Moderne Bildschirmgeräte haben das Belohnungssystem neu erfunden. Jetzt gibt es das Gefühl der Belohnung wenn wir ein Spiel am Bildschirm oder auf dem Telefon spielen, für “Gefällt mir” Angaben auf Facebook oder für neue “Follower” auf Instagram. Belohnt zu werden, ohne dafür arbeiten zu müssen, erscheint ideal, denn wir müssen uns nicht anstrengen. In unserem Inneren wissen wir jedoch, dass wir eigentlich keine großartige Leistung erbracht haben. Die mühelos erreichten Belohnungen verlieren an Wert und wir benötigen immer mehr davon, da sie eine geringere Bedeutung haben als etwas, das wir wirklich erarbeitet haben.

Langfristig besteht das Risiko, dass die heutige junge Bildschirm-Generation kaum darauf vorbereitet sein wird, sich für etwas anzustrengen, das ihnen wichtig ist.

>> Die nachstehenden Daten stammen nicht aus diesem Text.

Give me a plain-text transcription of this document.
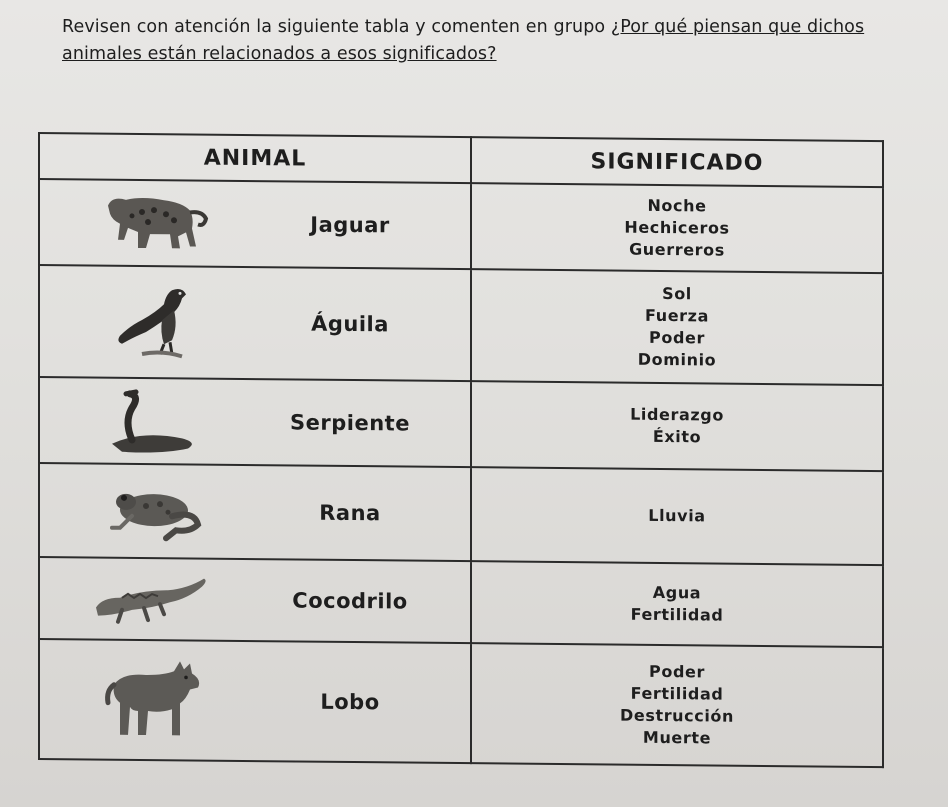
Revisen con atención la siguiente tabla y comenten en grupo ¿Por qué piensan que dichos animales están relacionados a esos significados?
ANIMAL	SIGNIFICADO

Jaguar	Noche
Hechiceros
Guerreros

Águila	Sol
Fuerza
Poder
Dominio

Serpiente	Liderazgo
Éxito

Rana	Lluvia

Cocodrilo	Agua
Fertilidad

Lobo	Poder
Fertilidad
Destrucción
Muerte
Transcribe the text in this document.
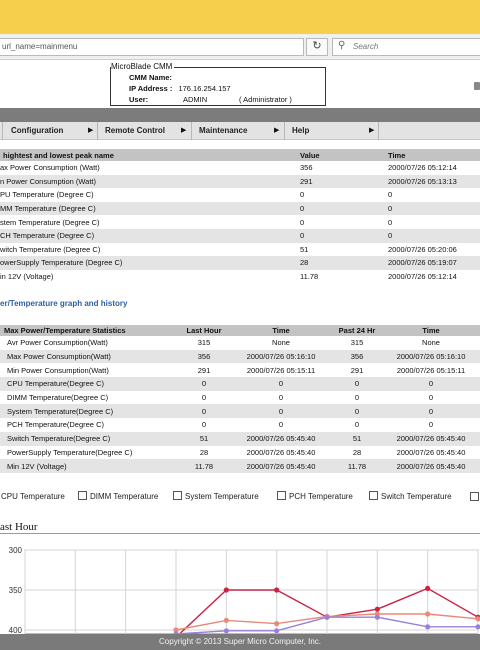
url_name=mainmenu	↻	⚲ Search
MicroBlade CMM
CMM Name:
IP Address : 176.16.254.157
User:	ADMIN	( Administrator )
Configuration	▶ Remote Control ▶ Maintenance	▶ Help	▶
hightest and lowest peak name	Value	Time
ax Power Consumption (Watt)	356	2000/07/26 05:12:14
n Power Consumption (Watt)	291	2000/07/26 05:13:13
PU Temperature (Degree C)	0	0
MM Temperature (Degree C)	0	0
stem Temperature (Degree C)	0	0
CH Temperature (Degree C)	0	0
witch Temperature (Degree C)	51	2000/07/26 05:20:06
owerSupply Temperature (Degree C)	28	2000/07/26 05:19:07
in 12V (Voltage)	11.78	2000/07/26 05:12:14
er/Temperature graph and history
Max Power/Temperature Statistics	Last Hour	Time	Past 24 Hr	Time
Avr Power Consumption(Watt)	315	None	315	None
Max Power Consumption(Watt)	356	2000/07/26 05:16:10	356	2000/07/26 05:16:10
Min Power Consumption(Watt)	291	2000/07/26 05:15:11	291	2000/07/26 05:15:11
CPU Temperature(Degree C)	0	0	0	0
DIMM Temperature(Degree C)	0	0	0	0
System Temperature(Degree C)	0	0	0	0
PCH Temperature(Degree C)	0	0	0	0
Switch Temperature(Degree C)	51	2000/07/26 05:45:40	51	2000/07/26 05:45:40
PowerSupply Temperature(Degree C)	28	2000/07/26 05:45:40	28	2000/07/26 05:45:40
Min 12V (Voltage)	11.78	2000/07/26 05:45:40	11.78	2000/07/26 05:45:40
CPU Temperature	DIMM Temperature	System Temperature	PCH Temperature	Switch Temperature
ast Hour
400
350
300
Copyright © 2013 Super Micro Computer, Inc.
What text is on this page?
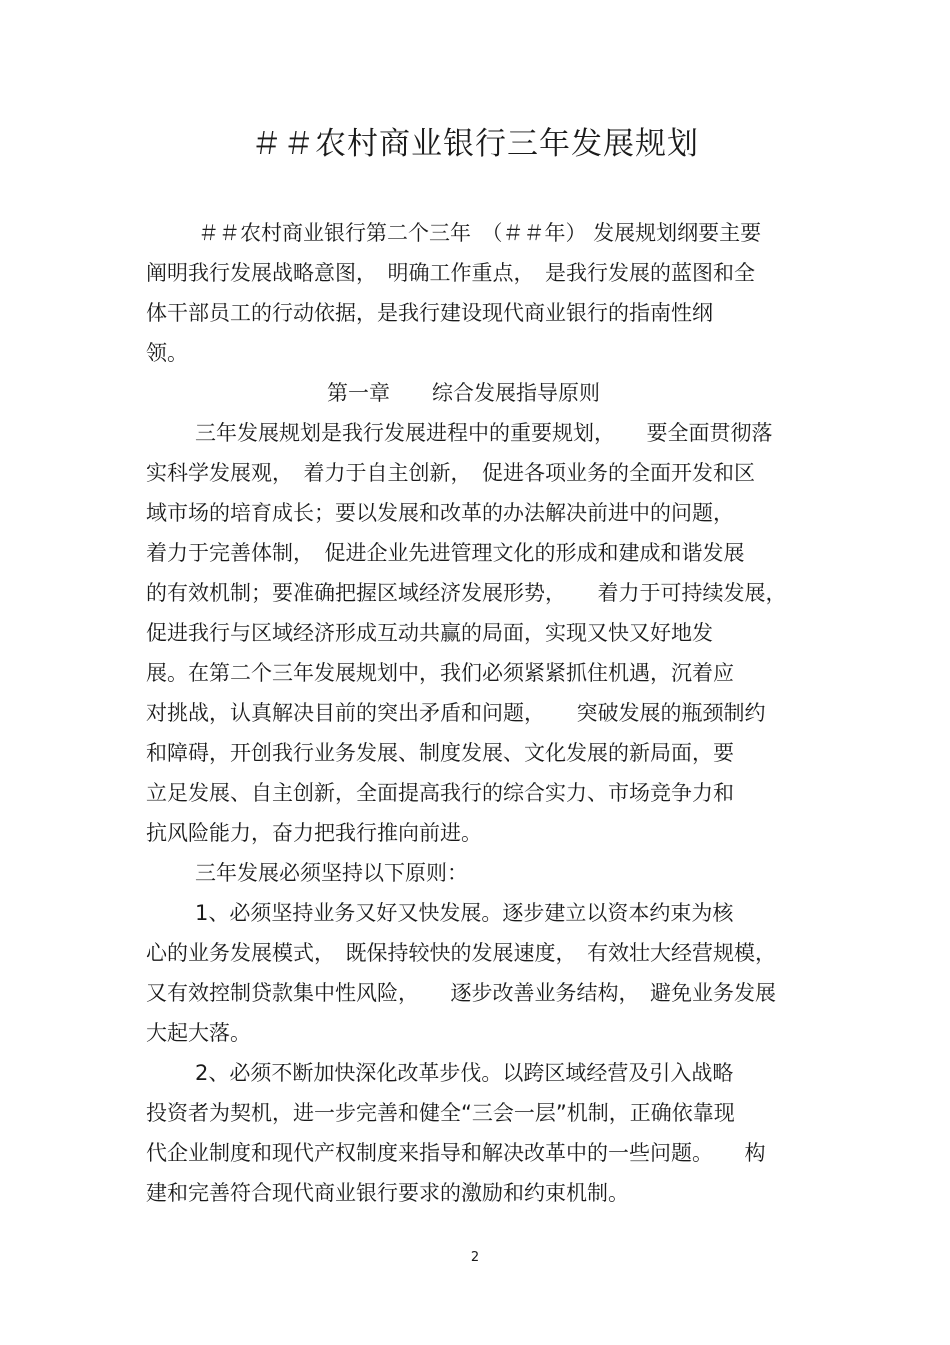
＃＃农村商业银行三年发展规划
＃＃农村商业银行第二个三年　（＃＃年） 发展规划纲要主要
阐明我行发展战略意图，　明确工作重点，　是我行发展的蓝图和全
体干部员工的行动依据，是我行建设现代商业银行的指南性纲
领。
第一章　　综合发展指导原则
三年发展规划是我行发展进程中的重要规划，　　要全面贯彻落
实科学发展观，　着力于自主创新，　促进各项业务的全面开发和区
域市场的培育成长；要以发展和改革的办法解决前进中的问题，
着力于完善体制，　促进企业先进管理文化的形成和建成和谐发展
的有效机制；要准确把握区域经济发展形势，　　着力于可持续发展，
促进我行与区域经济形成互动共赢的局面，实现又快又好地发
展。在第二个三年发展规划中，我们必须紧紧抓住机遇，沉着应
对挑战，认真解决目前的突出矛盾和问题，　　突破发展的瓶颈制约
和障碍，开创我行业务发展、制度发展、文化发展的新局面，要
立足发展、自主创新，全面提高我行的综合实力、市场竞争力和
抗风险能力，奋力把我行推向前进。
三年发展必须坚持以下原则：
1、必须坚持业务又好又快发展。逐步建立以资本约束为核
心的业务发展模式，　既保持较快的发展速度，　有效壮大经营规模，
又有效控制贷款集中性风险，　　逐步改善业务结构，　避免业务发展
大起大落。
2、必须不断加快深化改革步伐。以跨区域经营及引入战略
投资者为契机，进一步完善和健全“三会一层”机制，正确依靠现
代企业制度和现代产权制度来指导和解决改革中的一些问题。　　构
建和完善符合现代商业银行要求的激励和约束机制。
2
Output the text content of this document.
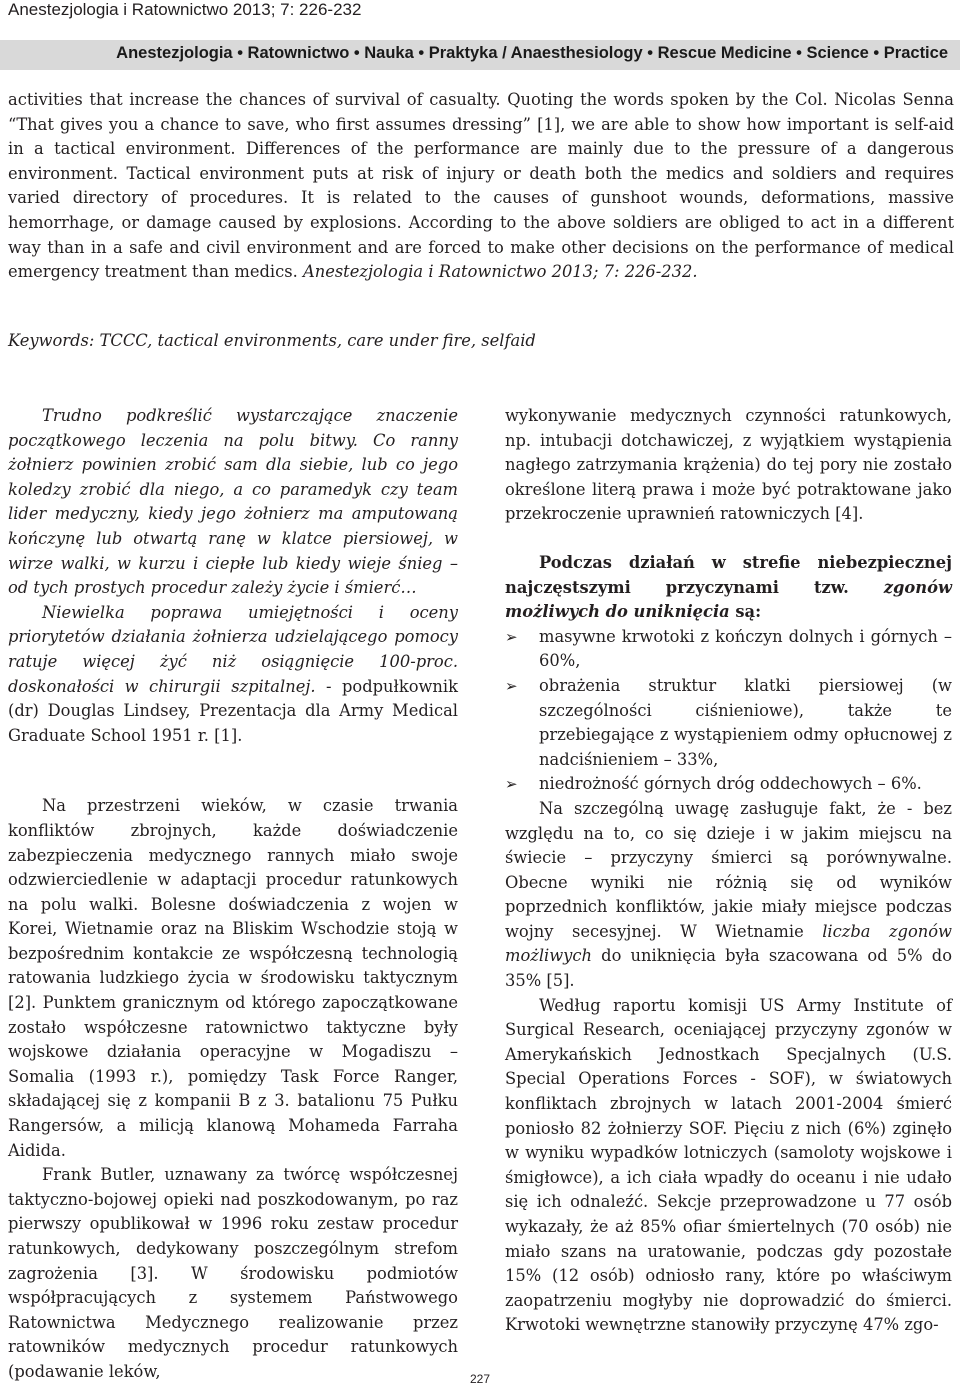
Anestezjologia i Ratownictwo 2013; 7: 226-232
Anestezjologia • Ratownictwo • Nauka • Praktyka / Anaesthesiology • Rescue Medicine • Science • Practice

activities that increase the chances of survival of casualty. Quoting the words spoken by the Col. Nicolas Senna “That gives you a chance to save, who first assumes dressing” [1], we are able to show how important is self-aid in a tactical environment. Differences of the performance are mainly due to the pressure of a dangerous environment. Tactical environment puts at risk of injury or death both the medics and soldiers and requires varied directory of procedures. It is related to the causes of gunshoot wounds, deformations, massive hemorrhage, or damage caused by explosions. According to the above soldiers are obliged to act in a different way than in a safe and civil environment and are forced to make other decisions on the performance of medical emergency treatment than medics. Anestezjologia i Ratownictwo 2013; 7: 226-232.

Keywords: TCCC, tactical environments, care under fire, selfaid

Trudno podkreślić wystarczające znaczenie początkowego leczenia na polu bitwy. Co ranny żołnierz powinien zrobić sam dla siebie, lub co jego koledzy zrobić dla niego, a co paramedyk czy team lider medyczny, kiedy jego żołnierz ma amputowaną kończynę lub otwartą ranę w klatce piersiowej, w wirze walki, w kurzu i ciepłe lub kiedy wieje śnieg – od tych prostych procedur zależy życie i śmierć…

Niewielka poprawa umiejętności i oceny priorytetów działania żołnierza udzielającego pomocy ratuje więcej żyć niż osiągnięcie 100-proc. doskonałości w chirurgii szpitalnej. - podpułkownik (dr) Douglas Lindsey, Prezentacja dla Army Medical Graduate School 1951 r. [1].

Na przestrzeni wieków, w czasie trwania konfliktów zbrojnych, każde doświadczenie zabezpieczenia medycznego rannych miało swoje odzwierciedlenie w adaptacji procedur ratunkowych na polu walki. Bolesne doświadczenia z wojen w Korei, Wietnamie oraz na Bliskim Wschodzie stoją w bezpośrednim kontakcie ze współczesną technologią ratowania ludzkiego życia w środowisku taktycznym [2]. Punktem granicznym od którego zapoczątkowane zostało współczesne ratownictwo taktyczne były wojskowe działania operacyjne w Mogadiszu – Somalia (1993 r.), pomiędzy Task Force Ranger, składającej się z kompanii B z 3. batalionu 75 Pułku Rangersów, a milicją klanową Mohameda Farraha Aidida.

Frank Butler, uznawany za twórcę współczesnej taktyczno-bojowej opieki nad poszkodowanym, po raz pierwszy opublikował w 1996 roku zestaw procedur ratunkowych, dedykowany poszczególnym strefom zagrożenia [3]. W środowisku podmiotów współpracujących z systemem Państwowego Ratownictwa Medycznego realizowanie przez ratowników medycznych procedur ratunkowych (podawanie leków,

wykonywanie medycznych czynności ratunkowych, np. intubacji dotchawiczej, z wyjątkiem wystąpienia nagłego zatrzymania krążenia) do tej pory nie zostało określone literą prawa i może być potraktowane jako przekroczenie uprawnień ratowniczych [4].

Podczas działań w strefie niebezpiecznej najczęstszymi przyczynami tzw. zgonów możliwych do uniknięcia są:

➢ masywne krwotoki z kończyn dolnych i górnych – 60%,
➢ obrażenia struktur klatki piersiowej (w szczególności ciśnieniowe), także te przebiegające z wystąpieniem odmy opłucnowej z nadciśnieniem – 33%,
➢ niedrożność górnych dróg oddechowych – 6%.

Na szczególną uwagę zasługuje fakt, że - bez względu na to, co się dzieje i w jakim miejscu na świecie – przyczyny śmierci są porównywalne. Obecne wyniki nie różnią się od wyników poprzednich konfliktów, jakie miały miejsce podczas wojny secesyjnej. W Wietnamie liczba zgonów możliwych do uniknięcia była szacowana od 5% do 35% [5].

Według raportu komisji US Army Institute of Surgical Research, oceniającej przyczyny zgonów w Amerykańskich Jednostkach Specjalnych (U.S. Special Operations Forces - SOF), w światowych konfliktach zbrojnych w latach 2001-2004 śmierć poniosło 82 żołnierzy SOF. Pięciu z nich (6%) zginęło w wyniku wypadków lotniczych (samoloty wojskowe i śmigłowce), a ich ciała wpadły do oceanu i nie udało się ich odnaleźć. Sekcje przeprowadzone u 77 osób wykazały, że aż 85% ofiar śmiertelnych (70 osób) nie miało szans na uratowanie, podczas gdy pozostałe 15% (12 osób) odniosło rany, które po właściwym zaopatrzeniu mogłyby nie doprowadzić do śmierci. Krwotoki wewnętrzne stanowiły przyczynę 47% zgo-

227
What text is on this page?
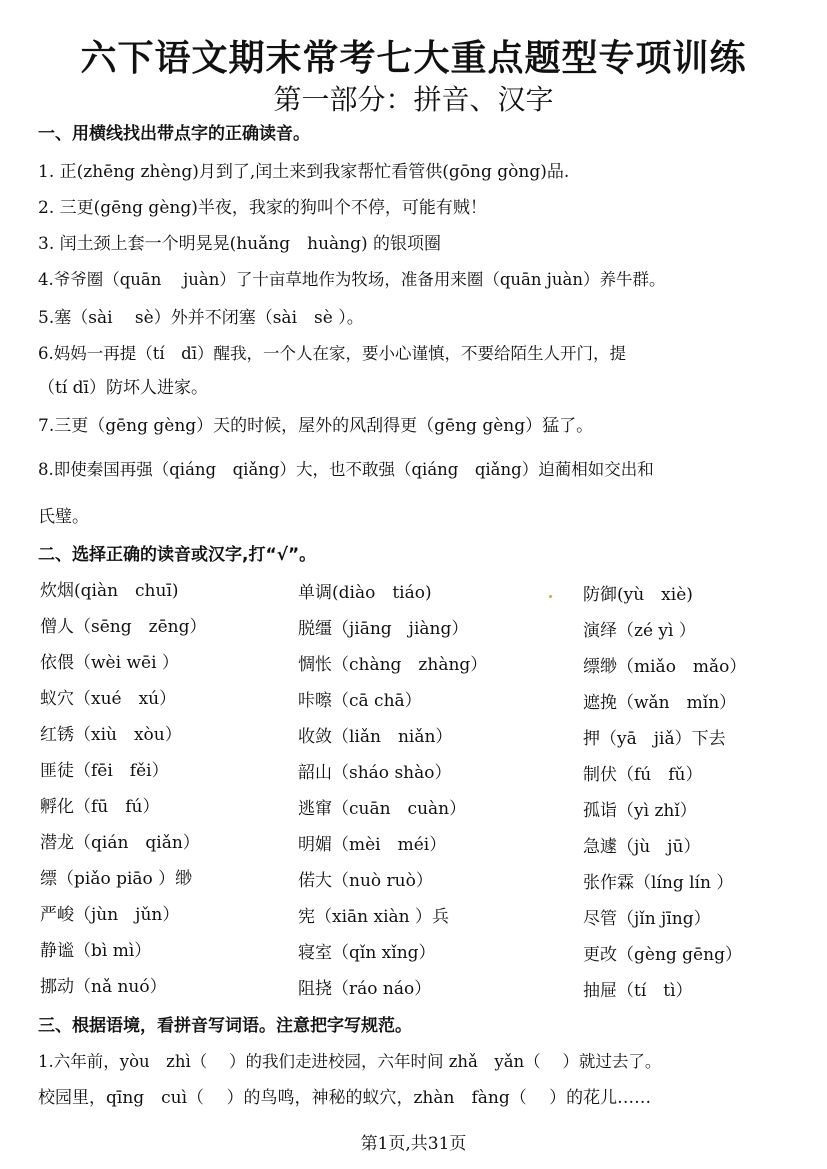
六下语文期末常考七大重点题型专项训练
第一部分：拼音、汉字
一、用横线找出带点字的正确读音。
1. 正(zhēng zhèng)月到了,闰土来到我家帮忙看管供(gōng gòng)品.
2. 三更(gēng gèng)半夜，我家的狗叫个不停，可能有贼！
3. 闰土颈上套一个明晃晃(huǎng　huàng) 的银项圈
4.爷爷圈（quān　 juàn）了十亩草地作为牧场，准备用来圈（quān juàn）养牛群。
5.塞（sài　 sè）外并不闭塞（sài　sè ）。
6.妈妈一再提（tí　dī）醒我，一个人在家，要小心谨慎，不要给陌生人开门，提
（tí dī）防坏人进家。
7.三更（gēng gèng）天的时候，屋外的风刮得更（gēng gèng）猛了。
8.即使秦国再强（qiáng　qiǎng）大，也不敢强（qiáng　qiǎng）迫蔺相如交出和
氏璧。
二、选择正确的读音或汉字,打“√”。
炊烟(qiàn　chuī)
僧人（sēng　zēng）
依偎（wèi wēi ）
蚁穴（xué　xú）
红锈（xiù　xòu）
匪徒（fēi　fěi）
孵化（fū　fú）
潜龙（qián　qiǎn）
缥（piǎo piāo ）缈
严峻（jùn　jǔn）
静谧（bì mì）
挪动（nǎ nuó）
单调(diào　tiáo)
脱缰（jiāng　jiàng）
惆怅（chàng　zhàng）
咔嚓（cā chā）
收敛（liǎn　niǎn）
韶山（sháo shào）
逃窜（cuān　cuàn）
明媚（mèi　méi）
偌大（nuò ruò）
宪（xiān xiàn ）兵
寝室（qǐn xǐng）
阻挠（ráo náo）
防御(yù　xiè)
演绎（zé yì ）
缥缈（miǎo　mǎo）
遮挽（wǎn　mǐn）
押（yā　jiǎ）下去
制伏（fú　fǔ）
孤诣（yì zhǐ）
急遽（jù　jū）
张作霖（líng lín ）
尽管（jǐn jīng）
更改（gèng gēng）
抽屉（tí　tì）
三、根据语境，看拼音写词语。注意把字写规范。
1.六年前，yòu　zhì（　 ）的我们走进校园，六年时间 zhǎ　yǎn（　 ）就过去了。
校园里，qīng　cuì（　 ）的鸟鸣，神秘的蚁穴，zhàn　fàng（　 ）的花儿……
第1页,共31页
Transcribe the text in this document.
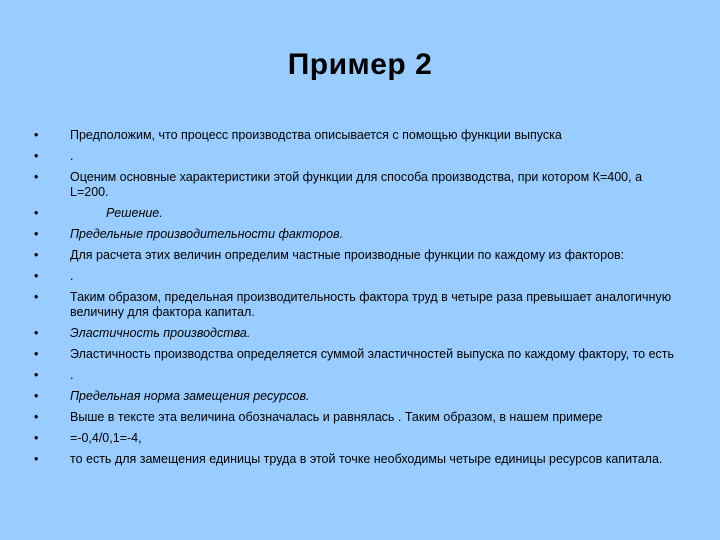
Пример 2
•	Предположим, что процесс производства описывается с помощью функции выпуска
•	.
•	Оценим основные характеристики этой функции для способа производства, при котором К=400, а L=200.
•	Решение.
•	Предельные производительности факторов.
•	Для расчета этих величин определим частные производные функции по каждому из факторов:
•	.
•	Таким образом, предельная производительность фактора труд в четыре раза превышает аналогичную величину для фактора капитал.
•	Эластичность производства.
•	Эластичность производства определяется суммой эластичностей выпуска по каждому фактору, то есть
•	.
•	Предельная норма замещения ресурсов.
•	Выше в тексте эта величина обозначалась и равнялась . Таким образом, в нашем примере
•	=-0,4/0,1=-4,
•	то есть для замещения единицы труда в этой точке необходимы четыре единицы ресурсов капитала.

Wenn man lernt, sofort belohnt zu werden, erscheint es eventuell als zu schwierig oder nicht erstrebenswert, auf eine Belohnung warten zu müssen und für längere Zeit eine Anstrengung zu erbringen (“Belohnungsaufschub”) [3]. Es ist vorstellbar, dass sich dies auf Schulen, Universitäten oder Unternehmen auswirken kann, deren zukünftige Schüler, Studenten oder Arbeitnehmer die heutigen Kinder sind.
Pausenlose Unterhaltung
Soziale Medien und Unterhaltung durch unsere Bildschirmmedien liefern pausenlose Unterhaltung. Die Entfernung natürlicher Stopsignale ist erst einige Jahre alt. Seitdem können wir in Facebook, Instagram, YouTube oder Netflix pausenlos weiter schauen, die Seite ist nie zu Ende. Wir haben nie einen natürlichen Grund das Lesen oder Suchen zu beenden, wie beispielsweise bei der guten alten Papierzeitung, die einfach irgenwann ausgelesen ist [4]. Hinzu kommt die so genannte “Auto-Play” Funktion, die dazu führt, dass nach dem Abspielen eines Videos sofort das nächste Video startet. So verbringen wir, ohne es zu merken, Stunden bei YouTube oder Netflix und schieben dafür alle wichtigen Dinge vor uns her. Es ist wie im Casino, wo alle Zeichen der Zeit entfernt wurden. Die Besucher verlieren das Zeitgefühl und geben mehr Geld aus. Bei den sozialen Medien ist es das Gleiche: Wir verbringen mehr Zeit, sehen mehr Werbung, kaufen mehr ein. Durch unsere Bildschirmabhängigkeit sind wir fast willenlos ausgeliefert.

Zufällige Belohnung
Wir lernen in dieser Welt durch Versuch und Irrtum und durch Belohnung. Wenn wir mit etwas erfolgreich sind, tun wir es vermutlich wieder. Wenn wir versagen oder bestraft werden, vermeiden wir es meistens in der Zukunft.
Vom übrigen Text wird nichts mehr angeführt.